Answer
See explanation
Work Step by Step
We are asked to prove the set identity:
\[
A \times (B \cap C) = (A \times B) \cap (A \times C)
\]
using an **element argument**.
Assume all sets are subsets of a universal set \(U\).
---
### ✅ Goal:
Prove both inclusions:
1. \(A \times (B \cap C) \subseteq (A \times B) \cap (A \times C)\)

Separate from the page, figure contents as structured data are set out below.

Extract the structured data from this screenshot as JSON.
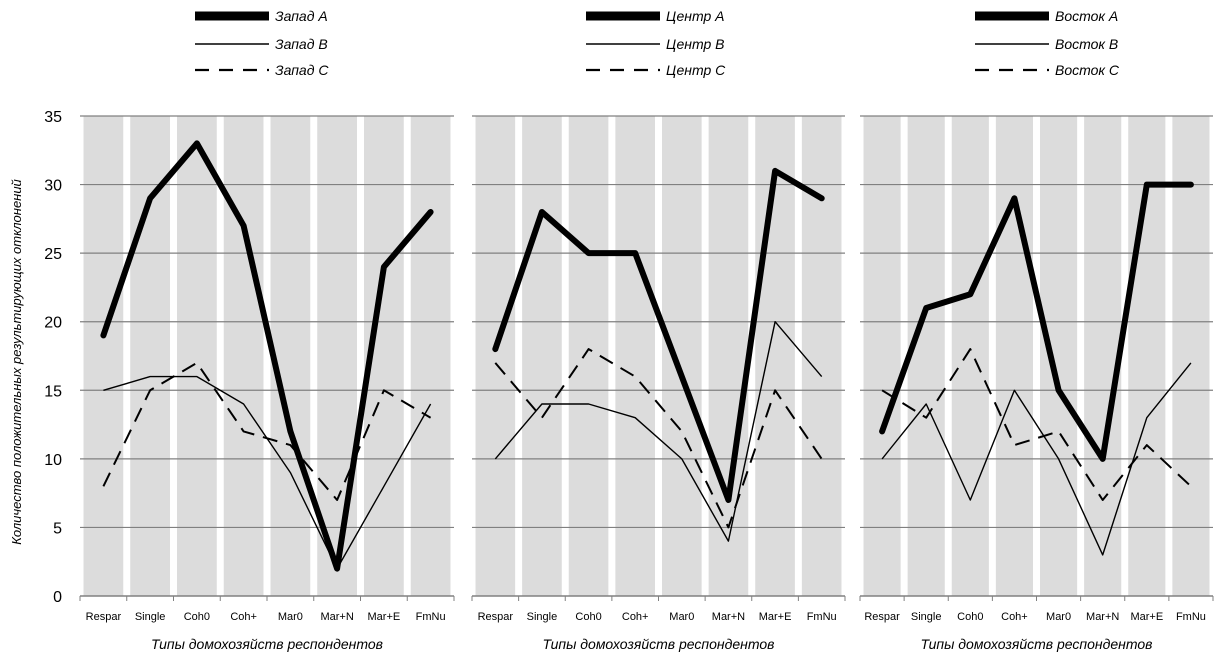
{
  "chart_data": {
    "type": "line",
    "ylabel": "Количество положительных результирующих отклонений",
    "ylim": [
      0,
      35
    ],
    "yticks": [
      "0",
      "5",
      "10",
      "15",
      "20",
      "25",
      "30",
      "35"
    ],
    "grid": "horizontal",
    "legend_position": "top",
    "categories": [
      "Respar",
      "Single",
      "Coh0",
      "Coh+",
      "Mar0",
      "Mar+N",
      "Mar+E",
      "FmNu"
    ],
    "panels": [
      {
        "xlabel": "Типы домохозяйств респондентов",
        "series": [
          {
            "name": "Запад A",
            "style": "thick",
            "values": [
              19,
              29,
              33,
              27,
              12,
              2,
              24,
              28
            ]
          },
          {
            "name": "Запад B",
            "style": "thin",
            "values": [
              15,
              16,
              16,
              14,
              9,
              2,
              8,
              14
            ]
          },
          {
            "name": "Запад C",
            "style": "dashed",
            "values": [
              8,
              15,
              17,
              12,
              11,
              7,
              15,
              13
            ]
          }
        ]
      },
      {
        "xlabel": "Типы домохозяйств респондентов",
        "series": [
          {
            "name": "Центр A",
            "style": "thick",
            "values": [
              18,
              28,
              25,
              25,
              16,
              7,
              31,
              29
            ]
          },
          {
            "name": "Центр B",
            "style": "thin",
            "values": [
              10,
              14,
              14,
              13,
              10,
              4,
              20,
              16
            ]
          },
          {
            "name": "Центр C",
            "style": "dashed",
            "values": [
              17,
              13,
              18,
              16,
              12,
              5,
              15,
              10
            ]
          }
        ]
      },
      {
        "xlabel": "Типы домохозяйств респондентов",
        "series": [
          {
            "name": "Восток A",
            "style": "thick",
            "values": [
              12,
              21,
              22,
              29,
              15,
              10,
              30,
              30
            ]
          },
          {
            "name": "Восток B",
            "style": "thin",
            "values": [
              10,
              14,
              7,
              15,
              10,
              3,
              13,
              17
            ]
          },
          {
            "name": "Восток C",
            "style": "dashed",
            "values": [
              15,
              13,
              18,
              11,
              12,
              7,
              11,
              8
            ]
          }
        ]
      }
    ]
  }
}
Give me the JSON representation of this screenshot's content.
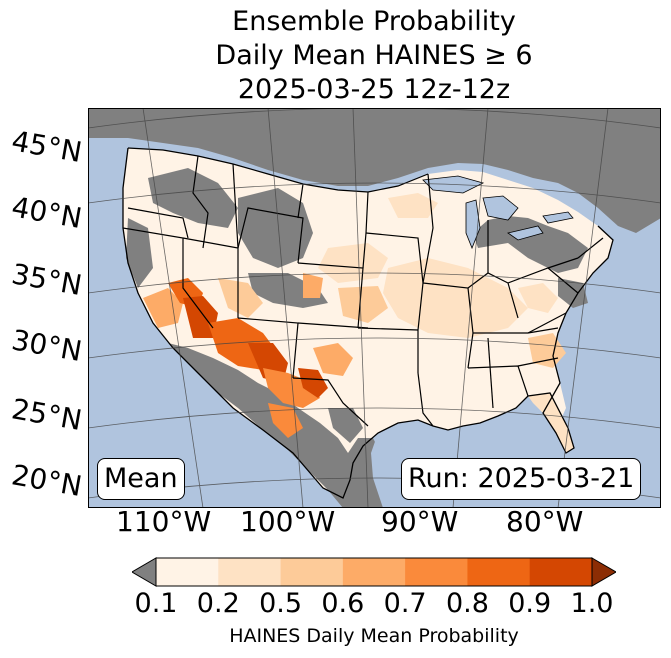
{
  "title": {
    "line1": "Ensemble Probability",
    "line2": "Daily Mean HAINES ≥ 6",
    "line3": "2025-03-25 12z-12z"
  },
  "lat_labels": [
    "45°N",
    "40°N",
    "35°N",
    "30°N",
    "25°N",
    "20°N"
  ],
  "lon_labels": [
    "110°W",
    "100°W",
    "90°W",
    "80°W"
  ],
  "annotations": {
    "left": "Mean",
    "right": "Run: 2025-03-21"
  },
  "colorbar": {
    "ticks": [
      "0.1",
      "0.2",
      "0.5",
      "0.6",
      "0.7",
      "0.8",
      "0.9",
      "1.0"
    ],
    "label": "HAINES Daily Mean Probability",
    "colors": [
      "#fff3e6",
      "#fee2c4",
      "#fdcb99",
      "#fdab67",
      "#fa8a3b",
      "#ee6614",
      "#d44702"
    ],
    "under_color": "#808080",
    "over_color": "#8c2d04"
  },
  "map_colors": {
    "ocean": "#b0c4de",
    "below_threshold": "#808080",
    "state_lines": "#000000",
    "graticule": "#444444"
  }
}
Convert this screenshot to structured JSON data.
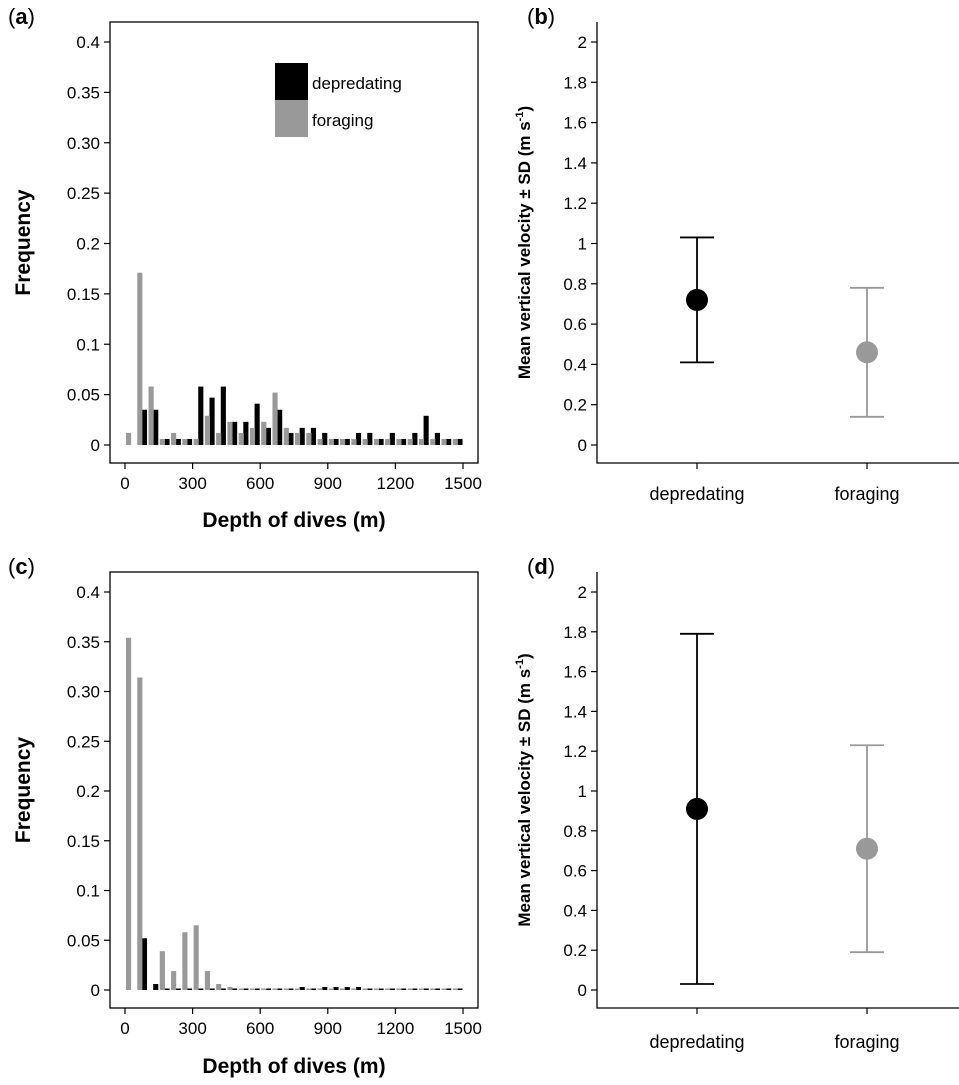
{
  "chart_data": [
    {
      "panel": "(a)",
      "type": "bar",
      "xlabel": "Depth of dives (m)",
      "ylabel": "Frequency",
      "xlim": [
        0,
        1500
      ],
      "ylim": [
        0,
        0.42
      ],
      "x_ticks": [
        "0",
        "300",
        "600",
        "900",
        "1200",
        "1500"
      ],
      "y_ticks": [
        "0",
        "0.05",
        "0.1",
        "0.15",
        "0.2",
        "0.25",
        "0.30",
        "0.35",
        "0.4"
      ],
      "bin_width": 50,
      "legend": {
        "position": "top-right"
      },
      "series": [
        {
          "name": "depredating",
          "color": "#000000",
          "values": [
            0,
            0.035,
            0.035,
            0.006,
            0.006,
            0.006,
            0.058,
            0.047,
            0.058,
            0.023,
            0.023,
            0.041,
            0.017,
            0.035,
            0.012,
            0.017,
            0.017,
            0.012,
            0.006,
            0.006,
            0.012,
            0.012,
            0.006,
            0.012,
            0.006,
            0.012,
            0.029,
            0.012,
            0.006,
            0.006
          ]
        },
        {
          "name": "foraging",
          "color": "#999999",
          "values": [
            0.012,
            0.171,
            0.058,
            0.006,
            0.012,
            0.006,
            0.006,
            0.029,
            0.012,
            0.023,
            0.012,
            0.017,
            0.023,
            0.052,
            0.017,
            0.012,
            0.012,
            0.006,
            0.006,
            0.006,
            0.006,
            0.006,
            0.006,
            0.006,
            0.006,
            0.006,
            0.006,
            0.006,
            0.006,
            0.006
          ]
        }
      ]
    },
    {
      "panel": "(b)",
      "type": "scatter",
      "error_bars": true,
      "ylabel": "Mean vertical velocity ± SD (m s",
      "ylabel_superscript": "-1",
      "ylabel_close": ")",
      "ylim": [
        0,
        2
      ],
      "y_ticks": [
        "0",
        "0.2",
        "0.4",
        "0.6",
        "0.8",
        "1",
        "1.2",
        "1.4",
        "1.6",
        "1.8",
        "2"
      ],
      "categories": [
        "depredating",
        "foraging"
      ],
      "means": [
        0.72,
        0.46
      ],
      "sd": [
        0.31,
        0.32
      ],
      "colors": [
        "#000000",
        "#999999"
      ]
    },
    {
      "panel": "(c)",
      "type": "bar",
      "xlabel": "Depth of dives (m)",
      "ylabel": "Frequency",
      "xlim": [
        0,
        1500
      ],
      "ylim": [
        0,
        0.42
      ],
      "x_ticks": [
        "0",
        "300",
        "600",
        "900",
        "1200",
        "1500"
      ],
      "y_ticks": [
        "0",
        "0.05",
        "0.1",
        "0.15",
        "0.2",
        "0.25",
        "0.30",
        "0.35",
        "0.4"
      ],
      "bin_width": 50,
      "series": [
        {
          "name": "depredating",
          "color": "#000000",
          "values": [
            0,
            0.052,
            0.006,
            0.0015,
            0.0015,
            0.0015,
            0.0015,
            0.0015,
            0.0015,
            0.0015,
            0.0015,
            0.0015,
            0.0015,
            0.0015,
            0.0015,
            0.003,
            0.0015,
            0.003,
            0.003,
            0.003,
            0.003,
            0.0015,
            0.0015,
            0.0015,
            0.0015,
            0.0015,
            0.0015,
            0.0015,
            0.0015,
            0.0015
          ]
        },
        {
          "name": "foraging",
          "color": "#999999",
          "values": [
            0.354,
            0.314,
            0,
            0.039,
            0.019,
            0.058,
            0.065,
            0.019,
            0.006,
            0.003,
            0.0015,
            0.0015,
            0.0015,
            0.0015,
            0.0015,
            0.0015,
            0.0015,
            0.0015,
            0.0015,
            0.0015,
            0.0015,
            0.0015,
            0.0015,
            0.0015,
            0.0015,
            0.0015,
            0.0015,
            0.0015,
            0.0015,
            0.0015
          ]
        }
      ]
    },
    {
      "panel": "(d)",
      "type": "scatter",
      "error_bars": true,
      "ylabel": "Mean vertical velocity ± SD (m s",
      "ylabel_superscript": "-1",
      "ylabel_close": ")",
      "ylim": [
        0,
        2
      ],
      "y_ticks": [
        "0",
        "0.2",
        "0.4",
        "0.6",
        "0.8",
        "1",
        "1.2",
        "1.4",
        "1.6",
        "1.8",
        "2"
      ],
      "categories": [
        "depredating",
        "foraging"
      ],
      "means": [
        0.91,
        0.71
      ],
      "sd": [
        0.88,
        0.52
      ],
      "colors": [
        "#000000",
        "#999999"
      ]
    }
  ]
}
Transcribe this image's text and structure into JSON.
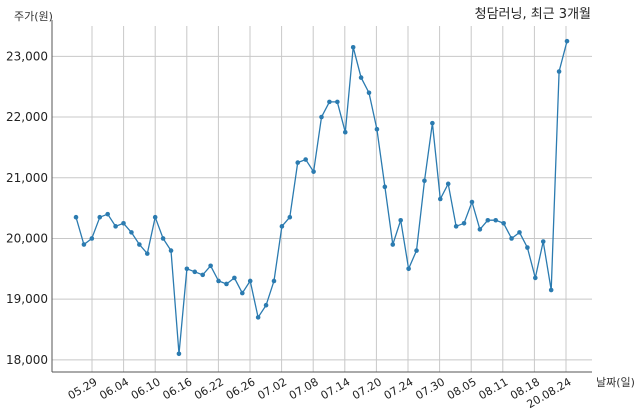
{
  "chart_data": {
    "type": "line",
    "title": "청담러닝, 최근 3개월",
    "xlabel": "날짜(일)",
    "ylabel": "주가(원)",
    "ylim": [
      17800,
      23500
    ],
    "yticks": [
      18000,
      19000,
      20000,
      21000,
      22000,
      23000
    ],
    "ytick_labels": [
      "18,000",
      "19,000",
      "20,000",
      "21,000",
      "22,000",
      "23,000"
    ],
    "xticks": [
      "05.29",
      "06.04",
      "06.10",
      "06.16",
      "06.22",
      "06.26",
      "07.02",
      "07.08",
      "07.14",
      "07.20",
      "07.24",
      "07.30",
      "08.05",
      "08.11",
      "08.18",
      "20.08.24"
    ],
    "grid": true,
    "colors": {
      "line": "#2b7bb0",
      "grid": "#c8c8c8",
      "axis": "#555555"
    },
    "series": [
      {
        "values": [
          20350,
          19900,
          20000,
          20350,
          20400,
          20200,
          20250,
          20100,
          19900,
          19750,
          20350,
          20000,
          19800,
          18100,
          19500,
          19450,
          19400,
          19550,
          19300,
          19250,
          19350,
          19100,
          19300,
          18700,
          18900,
          19300,
          20200,
          20350,
          21250,
          21300,
          21100,
          22000,
          22250,
          22250,
          21750,
          23150,
          22650,
          22400,
          21800,
          20850,
          19900,
          20300,
          19500,
          19800,
          20950,
          21900,
          20650,
          20900,
          20200,
          20250,
          20600,
          20150,
          20300,
          20300,
          20250,
          20000,
          20100,
          19850,
          19350,
          19950,
          19150,
          22750,
          23250
        ]
      }
    ]
  }
}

2. \((A \times B) \cap (A \times C) \subseteq A \times (B \cap C)\)
---
### 🔹 Part 1: \(A \times (B \cap C) \subseteq (A \times B) \cap (A \times C)\)
Let \((a, x) \in A \times (B \cap C)\).
Then:
- \(a \in A\),
- \(x \in B \cap C\) → \(x \in B\) and \(x \in C\)
So:
- \((a, x) \in A \times B\),
- \((a, x) \in A \times C\)
Therefore:
\[
(a, x) \in (A \times B) \cap (A \times C)
\]
✅ So:
\[
A \times (B \cap C) \subseteq (A \times B) \cap (A \times C)
\]
---
### 🔹 Part 2: \((A \times B) \cap (A \times C) \subseteq A \times (B \cap C)\)
Let \((a, x) \in (A \times B) \cap (A \times C)\).
Then:
- \((a, x) \in A \times B\) → \(a \in A\), \(x \in B\)
- \((a, x) \in A \times C\) → \(a \in A\), \(x \in C\)
Therefore:
- \(x \in B \cap C\),
- and \(a \in A\)
So:
\[
(a, x) \in A \times (B \cap C)
\]
✅ Thus:
\[
(A \times B) \cap (A \times C) \subseteq A \times (B \cap C)
\]
---
### ✅ Final Conclusion:
Since both inclusions hold, we conclude:
\[
\boxed{A \times (B \cap C) = (A \times B) \cap (A \times C)}
\]
✔️ This completes the proof using an element argument.